Before you dismiss your child's after-school operation as a harmless hobby for extra cash, consider the circumstances which would indicate a legitimate business venture. If there is a reportable responsibility, you can help ensure that your son or daughter handles it correctly and timely. Getting started with the right tax habits is essential to their long-term success.
Definition of a Business
Regardless of the type of business your children are engaged in, how much they made will determine whether or not they need to worry about the IRS. First, if they earned profits of $400 or greater last year, they will need to pay the appropriate amount of tax. Additionally, your youngster will be required to file a return.

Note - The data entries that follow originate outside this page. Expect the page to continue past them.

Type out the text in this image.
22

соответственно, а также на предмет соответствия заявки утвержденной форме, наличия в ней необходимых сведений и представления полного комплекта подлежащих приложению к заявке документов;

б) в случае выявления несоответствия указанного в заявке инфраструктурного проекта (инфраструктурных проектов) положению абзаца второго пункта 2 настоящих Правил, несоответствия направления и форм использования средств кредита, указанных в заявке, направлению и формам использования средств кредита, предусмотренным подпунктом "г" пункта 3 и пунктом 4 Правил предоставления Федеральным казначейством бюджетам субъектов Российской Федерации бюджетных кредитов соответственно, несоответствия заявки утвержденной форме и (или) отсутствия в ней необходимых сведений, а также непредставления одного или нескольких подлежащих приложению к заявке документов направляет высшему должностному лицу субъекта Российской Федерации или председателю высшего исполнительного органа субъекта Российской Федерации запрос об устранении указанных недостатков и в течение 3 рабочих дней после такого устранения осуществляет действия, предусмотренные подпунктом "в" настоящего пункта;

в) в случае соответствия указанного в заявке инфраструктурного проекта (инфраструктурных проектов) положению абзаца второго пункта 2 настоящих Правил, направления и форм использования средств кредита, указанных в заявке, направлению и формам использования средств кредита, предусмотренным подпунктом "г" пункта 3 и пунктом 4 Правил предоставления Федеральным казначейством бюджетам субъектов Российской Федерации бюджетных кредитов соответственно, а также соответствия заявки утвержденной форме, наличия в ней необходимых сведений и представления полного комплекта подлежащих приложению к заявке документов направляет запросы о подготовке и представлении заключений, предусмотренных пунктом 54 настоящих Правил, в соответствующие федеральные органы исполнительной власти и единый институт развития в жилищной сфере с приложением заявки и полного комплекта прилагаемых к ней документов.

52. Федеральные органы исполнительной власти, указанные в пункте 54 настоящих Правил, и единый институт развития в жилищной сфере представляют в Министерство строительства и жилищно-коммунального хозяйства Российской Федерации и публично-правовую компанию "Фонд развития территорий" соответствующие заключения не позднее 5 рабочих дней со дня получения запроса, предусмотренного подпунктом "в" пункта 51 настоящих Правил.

Unfortunately, you're not permitted to include your child's tax info on your return. He or she must file a separate return, making sure to include all applicable income details. Also, it's important to note that personal exemptions do not apply to children; these are reserved for you, the parent.
There are a number of other business-related items that your son or daughter may need to pay attention to, depending on the type of operation they're running. He or she may need to become familiar with expense deductions, IRS form types and even payroll. Virtually any business feature that an adult would focus on may apply.
How to File
You may feel confident in your filing knowledge insofar as your ability to help your child file his or her return. Alternatively, the scope of their business endeavors may necessitate a professional tax preparer. In either case, it's definitely a good idea for your child to actively participate in the filing process, so they begin to understand the full extent of their reporting responsibilities. This can also help prepare them for next year's return, along with all the tax seasons they have to look forward to when they're older.
Having a tax debt when you're an adult can be a harrowing experience; when you're a child, IRS complications can be overwhelming. The best way to prevent such an issue is to make sure that your business-minded adolescent files and pays their taxes by the due date. Failure to do so can result in penalties, IRS notices and, ultimately, collection action.
If an IRS issue does surface for your child, you'll want to consult with a licensed tax professional without delay. The worst thing that can happen is for your daughter or son to enter adulthood with a blemish on their tax history. A licensed tax professional can help shore up any IRS complication and let your child get back to business as usual.